The addition of new CGI – another mistake.
8 out of 10 (should have been a 9)
I’ll be keeping my old copy of The Warriors, just so I can have the film in the way God intended me to see it, but I won’t be tossing out this copy either. The film looks wonderful – crisp and bright in a way that it never did on WPIX, and miles better than the muddled original transfer. The Warriors is, because of its night setting, a dark film, but it’s also sort of a candy-colored one, which shines through here.
What stands out, though, is the sound. There’s a 5.1 mix that’s dynamic and exciting. The score booms, ramping up the excitement that Hill packs into his gangland fairytale.
9.2 out of 10
Nice chin. Close, but no Z’Dar.
Even though I have loved The Warriors for decades, I have known next to nothing about it outside of what happens in the movie itself. This special edition has opened up my head and shit knowledge right into it. We’re talking fact-packed fascination here.
Of course that means Laurent Bouzreau. Anytime I see his name pop up in the credits for a documentary on a DVD, I know I’m in for something good, and probably really in-depth. This is no exception. The making of The Warriors is filled with fascinating stories, and the cast of The Warriors has grown up to be fascinatingly bad looking. It’s pretty interesting to hear how well David Patrick Kelly claims to have come to terms with the shadow his bottle-clanking has cast over his career.
I agree. These new comic panel transitions are wholly shit.
There’s also an intro by Walter Hill, where he tries to explain himself for this new edition, and I don’t buy it. He doesn’t do a commentary, but honestly after the four part-documentary, he would probably be just repeating what we already heard.

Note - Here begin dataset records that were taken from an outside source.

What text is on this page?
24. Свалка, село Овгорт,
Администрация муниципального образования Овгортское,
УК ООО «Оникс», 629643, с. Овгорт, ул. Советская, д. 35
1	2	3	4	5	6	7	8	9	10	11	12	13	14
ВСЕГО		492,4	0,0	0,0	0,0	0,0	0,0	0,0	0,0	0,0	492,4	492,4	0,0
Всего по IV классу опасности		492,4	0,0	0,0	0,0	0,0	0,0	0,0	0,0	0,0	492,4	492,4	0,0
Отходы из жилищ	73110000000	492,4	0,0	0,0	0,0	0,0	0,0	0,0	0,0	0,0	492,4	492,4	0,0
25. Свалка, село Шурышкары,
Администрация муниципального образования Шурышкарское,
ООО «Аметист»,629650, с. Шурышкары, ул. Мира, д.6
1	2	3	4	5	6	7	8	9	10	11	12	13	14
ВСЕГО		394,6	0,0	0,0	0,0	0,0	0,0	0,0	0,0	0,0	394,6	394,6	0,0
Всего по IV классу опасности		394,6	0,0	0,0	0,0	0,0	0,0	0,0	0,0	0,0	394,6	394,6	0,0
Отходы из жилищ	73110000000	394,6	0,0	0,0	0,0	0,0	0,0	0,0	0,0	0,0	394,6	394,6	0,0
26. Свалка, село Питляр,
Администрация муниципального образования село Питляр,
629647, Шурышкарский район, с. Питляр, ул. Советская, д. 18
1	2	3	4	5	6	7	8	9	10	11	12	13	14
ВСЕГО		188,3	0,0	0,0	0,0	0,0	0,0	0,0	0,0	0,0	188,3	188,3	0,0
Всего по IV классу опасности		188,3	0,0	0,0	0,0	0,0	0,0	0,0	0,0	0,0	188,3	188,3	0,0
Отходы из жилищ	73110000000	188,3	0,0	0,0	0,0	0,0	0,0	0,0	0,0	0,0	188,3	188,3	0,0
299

Finally, there’s a deleted scene that would have gone at the beginning of the film. By cutting it, Hill kept all the action at night, plus the scene is just giving us info we were getting later anyway.
9.0 out of 10
OK, what the hell is this? The original movie poster – that painting of the armies of the night, looking menacingly out at us, is classic. Why replace it with this trash? I know that a lot of this review might sound like the knee jerk reactions of a hyper sensitive fan, but I guarantee that anyone who sees the original art (check out the cover for Rockstar’s fantastic new game based on the movie) knows that it is superior in every way.